Thursday, July 5, 2018 | 6:45 p.m.
In response to record reports to local law enforcement and all-time-high amounts of illegal fireworks seized for the July Fourth holiday, valley officials Thursday urged local residents to consider the risks of using the pyrotechnic devices for their leisure.
The first “You Light It, We Write It” initiative to discourage the use of illegal fireworks was up against “wall-to-wall” shows of such blasts Wednesday night, said representatives from Metro Police, the city of Las Vegas, and fire rescue departments for both the city and Clark County. The use of illegal fireworks — defined as those that leave the ground, explode or shoot blasts beyond 10 feet — not only endangers users but presents fire hazards and health risks for neighbors with PSTD, newborn children and animals.
“I would love to tell you our campaign was successful,” Metro Capt. Todd Raybuck said. “But we have a long way to go.”
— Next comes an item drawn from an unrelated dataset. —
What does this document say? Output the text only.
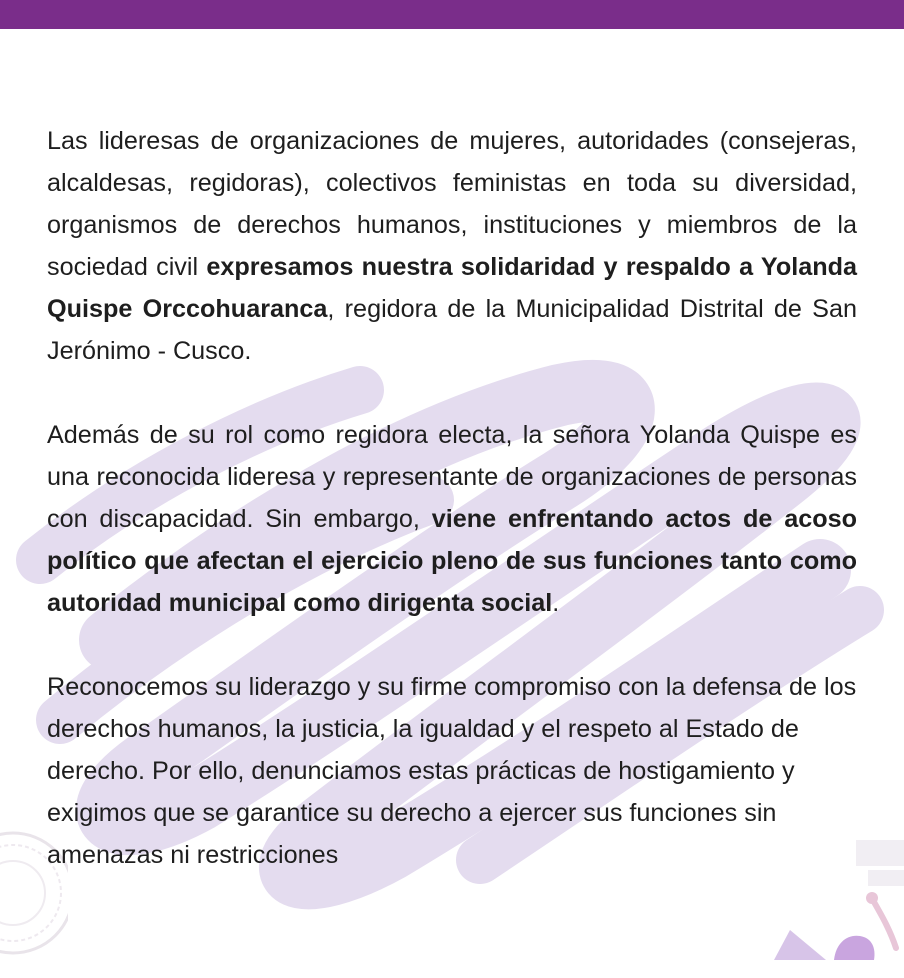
Las lideresas de organizaciones de mujeres, autoridades (consejeras, alcaldesas, regidoras), colectivos feministas en toda su diversidad, organismos de derechos humanos, instituciones y miembros de la sociedad civil expresamos nuestra solidaridad y respaldo a Yolanda Quispe Orccohuaranca, regidora de la Municipalidad Distrital de San Jerónimo - Cusco.

Además de su rol como regidora electa, la señora Yolanda Quispe es una reconocida lideresa y representante de organizaciones de personas con discapacidad. Sin embargo, viene enfrentando actos de acoso político que afectan el ejercicio pleno de sus funciones tanto como autoridad municipal como dirigenta social.

Reconocemos su liderazgo y su firme compromiso con la defensa de los derechos humanos, la justicia, la igualdad y el respeto al Estado de derecho. Por ello, denunciamos estas prácticas de hostigamiento y exigimos que se garantice su derecho a ejercer sus funciones sin amenazas ni restricciones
Raybuck said July 4 annually results in the 24-hour period with the most calls coming to Metro’s non-emergency line than any other day of the year. Police fielded 2,100 calls to 311 Wednesday night, despite directing all fireworks complaints to Clark County’s ISpyFireworks.com website.
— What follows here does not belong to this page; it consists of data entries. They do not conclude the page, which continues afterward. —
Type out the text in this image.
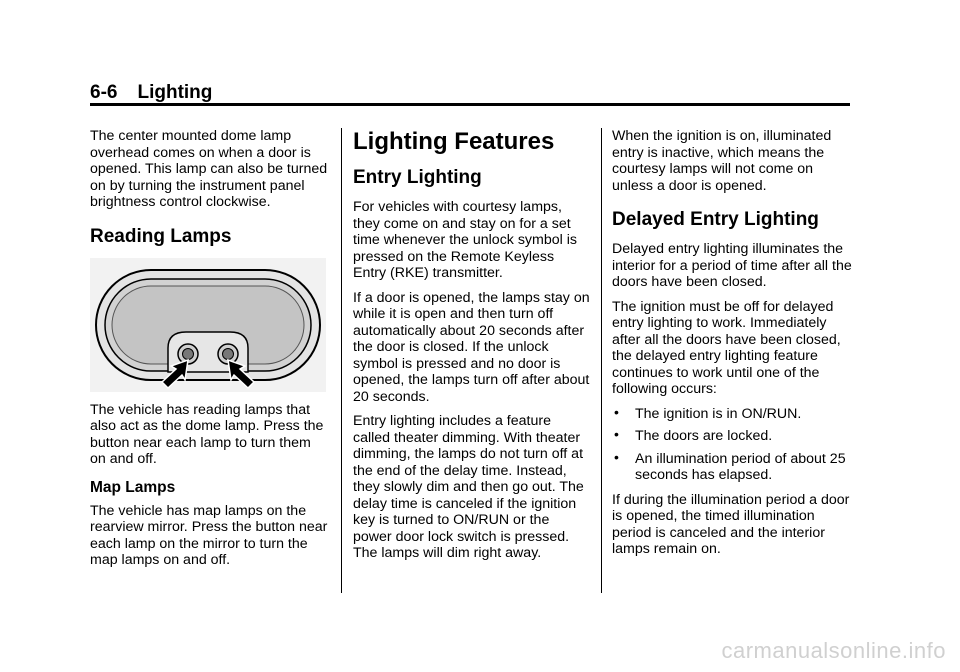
6-6 Lighting

The center mounted dome lamp overhead comes on when a door is opened. This lamp can also be turned on by turning the instrument panel brightness control clockwise.

Reading Lamps

The vehicle has reading lamps that also act as the dome lamp. Press the button near each lamp to turn them on and off.

Map Lamps

The vehicle has map lamps on the rearview mirror. Press the button near each lamp on the mirror to turn the map lamps on and off.

Lighting Features
Entry Lighting

For vehicles with courtesy lamps, they come on and stay on for a set time whenever the unlock symbol is pressed on the Remote Keyless Entry (RKE) transmitter.

If a door is opened, the lamps stay on while it is open and then turn off automatically about 20 seconds after the door is closed. If the unlock symbol is pressed and no door is opened, the lamps turn off after about 20 seconds.

Entry lighting includes a feature called theater dimming. With theater dimming, the lamps do not turn off at the end of the delay time. Instead, they slowly dim and then go out. The delay time is canceled if the ignition key is turned to ON/RUN or the power door lock switch is pressed. The lamps will dim right away.

When the ignition is on, illuminated entry is inactive, which means the courtesy lamps will not come on unless a door is opened.

Delayed Entry Lighting

Delayed entry lighting illuminates the interior for a period of time after all the doors have been closed.

The ignition must be off for delayed entry lighting to work. Immediately after all the doors have been closed, the delayed entry lighting feature continues to work until one of the following occurs:

• The ignition is in ON/RUN.
• The doors are locked.
• An illumination period of about 25 seconds has elapsed.

If during the illumination period a door is opened, the timed illumination period is canceled and the interior lamps remain on.

carmanualsonline.info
Tim Szymanski, spokesman of Las Vegas Fire and Rescue, said last night’s show of illegal fireworks was “the worst” he had seen in 22 years as a member of the department. While no injuries were reported and no city residents were displaced, Szymanski said the city fire department responded to 173 calls — 100 more than July 4, 2017.
Clark County Fire Inspector Amanda Wildermuth said county officials seized 2,100 pounds of illegal fireworks valued at over $135,000 in response to more than 20,000 complaints on the “ISpy” website. Of 405 fire calls made to county authorities, most illegal firework-related blazes were inflicted on palm trees, bushes, grass or other natural shrubbery. Wildermuth did not provide numbers on injuries or number of people displaced from their homes Wednesday night.
Fifty citations were issued and only one arrest made, as authorities “couldn’t possibly get to all of the people involved,” Raybuck said. Citing individual fireworks users is often difficult for authorities because many illegal fireworks parties have a group of people setting them off. Other users of illegal fireworks escape into their homes upon seeing authorities headed their way, he said.
Fixing the problem and providing a safe holiday for all to enjoy “starts with culture,” Raybuck said. He urged valley residents to educate themselves not only on the physical harm such blasts can cause, but the inconvenience they present to neighbors.
“This is not about the number of tickets we write,” he said. “We can no longer accept illegal fireworks as just part of the Fourth of July.”